Maddie and Sayara meet the way many new friends do – enjoying their vacations. After their time together on the water slides and in the swimming pools, however, they return to vastly different worlds.
Maddie lives in an open society where the government does not enforce severe dress and behavioral restrictions. Sayara’s home, the Kingdom, denies women the right to choose their own clothing or drive a vehicle. Everywhere Sayara goes, she must be accompanied by a man. Sayara’s vacation is, in fact, cut short after her cousin is arrested for daring to drive. Maddie struggles to understand the differences between their societies and how the king of the Kingdom could allow these injustices that hurt her friend and her friend’s family.
As she chews over the situation, Maddie decides she must take action. Since her family doesn’t seem to understand the change she’s trying to bring about for her friend Sayara, Maddie decides to essentially go rogue. Using her distracted mother’s air miles, she goes to the Kingdom herself. She finds the Kingdom is far more complex and dangerous than she had anticipated, and soon she must worry about safety as much as justice. With the help of strangers and her friends’ determination, she continues her hunt for Sayara and her quest to correct an injustice.

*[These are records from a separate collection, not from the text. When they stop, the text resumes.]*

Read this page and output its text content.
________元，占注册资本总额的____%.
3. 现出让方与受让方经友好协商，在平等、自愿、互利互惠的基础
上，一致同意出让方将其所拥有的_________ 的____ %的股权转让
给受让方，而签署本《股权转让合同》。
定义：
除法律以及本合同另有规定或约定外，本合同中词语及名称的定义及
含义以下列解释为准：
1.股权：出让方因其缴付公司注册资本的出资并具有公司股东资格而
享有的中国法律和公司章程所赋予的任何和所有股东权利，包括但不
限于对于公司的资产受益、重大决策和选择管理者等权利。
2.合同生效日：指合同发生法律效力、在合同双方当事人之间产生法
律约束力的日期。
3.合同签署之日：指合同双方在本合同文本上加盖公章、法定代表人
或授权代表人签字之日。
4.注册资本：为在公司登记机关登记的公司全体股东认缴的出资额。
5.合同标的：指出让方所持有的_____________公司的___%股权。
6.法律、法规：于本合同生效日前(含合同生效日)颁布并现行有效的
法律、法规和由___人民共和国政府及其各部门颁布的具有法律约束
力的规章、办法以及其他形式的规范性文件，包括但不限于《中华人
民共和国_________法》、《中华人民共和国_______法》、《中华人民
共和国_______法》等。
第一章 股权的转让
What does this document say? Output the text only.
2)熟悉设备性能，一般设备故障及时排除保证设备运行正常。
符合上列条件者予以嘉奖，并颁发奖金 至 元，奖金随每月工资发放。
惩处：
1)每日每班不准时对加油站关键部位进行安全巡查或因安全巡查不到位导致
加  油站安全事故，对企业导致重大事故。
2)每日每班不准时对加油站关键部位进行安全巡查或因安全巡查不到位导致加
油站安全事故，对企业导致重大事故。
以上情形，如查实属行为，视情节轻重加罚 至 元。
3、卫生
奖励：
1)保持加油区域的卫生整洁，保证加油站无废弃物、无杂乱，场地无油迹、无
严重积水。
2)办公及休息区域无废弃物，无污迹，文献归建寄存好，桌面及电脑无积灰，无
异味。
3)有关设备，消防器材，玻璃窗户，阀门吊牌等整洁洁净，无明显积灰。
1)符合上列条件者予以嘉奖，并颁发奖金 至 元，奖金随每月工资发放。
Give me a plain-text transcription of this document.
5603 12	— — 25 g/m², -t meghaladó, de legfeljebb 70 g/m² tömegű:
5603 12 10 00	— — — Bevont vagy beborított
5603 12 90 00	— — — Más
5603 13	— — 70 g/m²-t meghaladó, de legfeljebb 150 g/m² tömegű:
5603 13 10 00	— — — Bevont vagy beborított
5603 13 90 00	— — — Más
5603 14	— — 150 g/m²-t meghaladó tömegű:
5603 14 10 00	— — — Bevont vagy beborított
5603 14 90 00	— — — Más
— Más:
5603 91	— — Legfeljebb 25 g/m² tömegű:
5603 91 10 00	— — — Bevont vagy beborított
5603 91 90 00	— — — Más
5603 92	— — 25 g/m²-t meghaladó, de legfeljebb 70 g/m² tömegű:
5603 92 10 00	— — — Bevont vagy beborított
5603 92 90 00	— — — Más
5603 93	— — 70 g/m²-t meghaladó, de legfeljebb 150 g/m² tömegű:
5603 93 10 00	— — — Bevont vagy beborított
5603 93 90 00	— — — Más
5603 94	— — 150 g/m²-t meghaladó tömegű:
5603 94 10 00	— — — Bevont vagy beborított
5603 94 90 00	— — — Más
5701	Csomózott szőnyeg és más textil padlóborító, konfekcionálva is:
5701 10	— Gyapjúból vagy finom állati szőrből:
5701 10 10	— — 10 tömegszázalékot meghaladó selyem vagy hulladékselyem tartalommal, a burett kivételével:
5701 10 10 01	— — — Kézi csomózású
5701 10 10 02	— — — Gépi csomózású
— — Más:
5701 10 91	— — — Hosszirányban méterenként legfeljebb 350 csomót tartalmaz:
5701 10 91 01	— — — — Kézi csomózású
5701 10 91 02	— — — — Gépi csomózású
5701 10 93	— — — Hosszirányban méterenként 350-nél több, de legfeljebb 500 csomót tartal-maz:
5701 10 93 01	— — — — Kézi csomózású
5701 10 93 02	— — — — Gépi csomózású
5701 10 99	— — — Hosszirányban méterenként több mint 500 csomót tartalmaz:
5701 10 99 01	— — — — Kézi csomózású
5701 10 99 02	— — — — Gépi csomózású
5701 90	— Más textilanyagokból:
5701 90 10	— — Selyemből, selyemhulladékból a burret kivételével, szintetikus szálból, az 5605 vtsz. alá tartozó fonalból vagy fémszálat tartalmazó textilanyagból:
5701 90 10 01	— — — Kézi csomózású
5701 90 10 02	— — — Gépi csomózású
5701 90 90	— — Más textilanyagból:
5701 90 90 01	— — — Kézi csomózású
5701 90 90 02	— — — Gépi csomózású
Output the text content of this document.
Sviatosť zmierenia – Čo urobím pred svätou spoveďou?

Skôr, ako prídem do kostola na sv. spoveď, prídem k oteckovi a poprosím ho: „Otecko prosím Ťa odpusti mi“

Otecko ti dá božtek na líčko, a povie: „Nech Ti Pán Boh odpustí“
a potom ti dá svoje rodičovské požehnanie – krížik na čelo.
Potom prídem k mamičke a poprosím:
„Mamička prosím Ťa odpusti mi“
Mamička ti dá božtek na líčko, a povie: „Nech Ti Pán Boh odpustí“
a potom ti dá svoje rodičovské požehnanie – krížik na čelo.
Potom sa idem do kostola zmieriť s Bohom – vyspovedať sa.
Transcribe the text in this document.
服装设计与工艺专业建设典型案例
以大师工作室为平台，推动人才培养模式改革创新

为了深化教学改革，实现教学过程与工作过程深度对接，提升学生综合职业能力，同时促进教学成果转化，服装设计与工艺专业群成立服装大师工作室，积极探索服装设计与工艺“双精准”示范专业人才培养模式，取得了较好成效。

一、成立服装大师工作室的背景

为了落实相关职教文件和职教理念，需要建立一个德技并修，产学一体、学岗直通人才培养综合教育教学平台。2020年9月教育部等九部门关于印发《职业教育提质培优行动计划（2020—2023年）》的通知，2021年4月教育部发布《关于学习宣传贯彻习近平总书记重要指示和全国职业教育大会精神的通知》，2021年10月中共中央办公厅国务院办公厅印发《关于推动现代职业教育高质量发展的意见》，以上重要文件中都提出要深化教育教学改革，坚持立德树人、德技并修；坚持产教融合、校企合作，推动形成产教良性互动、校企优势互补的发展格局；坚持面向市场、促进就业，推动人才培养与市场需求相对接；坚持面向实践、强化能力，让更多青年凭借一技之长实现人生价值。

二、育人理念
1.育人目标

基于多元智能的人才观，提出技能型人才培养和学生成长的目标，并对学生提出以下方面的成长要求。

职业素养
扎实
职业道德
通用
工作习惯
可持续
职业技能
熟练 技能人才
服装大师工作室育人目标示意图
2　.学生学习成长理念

The author wrote this book as a sort of introduction to cross-cultural politics for young readers. It’s a vastly complex issue, and as such, it’s hard to do it justice in a children’s novel. Although the story is careful not to name specific countries, it’s pretty easy to see the links between the U.S. and a real-life “kingdom” in the story.
Although Maddie’s courage is admirable, she is painfully reminiscent of other young people from advantaged societies who believe it is their easy right to correct the wrongs of another culture. This edge is dulled considerably by the wider cast of brave women from the Kingdom, without whom Maddie would have failed entirely. They have been working for change since the religious zealots took over their country, and they are both passionate and fierce. Maddie is clearly designed as a character with whom the target audience can empathize. That doesn’t make her less of a headache for older readers, but it does put her role in context.
The only caveat to that assertion is her interaction with the Kingdom’s highest ranking officials. She isn’t just courageous, she is rude. The story is meant to reflect the complexities of solving human rights issues across cultural lines, but Maddie does not demonstrate any real respect for the culture in general. Her status as a foreigner protects her, but the story takes huge liberties towards the end concerning how much a foreign child could get away with in the presence of another nation’s highest authorities.
All in all, the story is a good way to start discussions with young readers about a complex subject. The novel has its imperfections, but it would be impossible to write a perfect story about an issue we have yet to perfectly solve.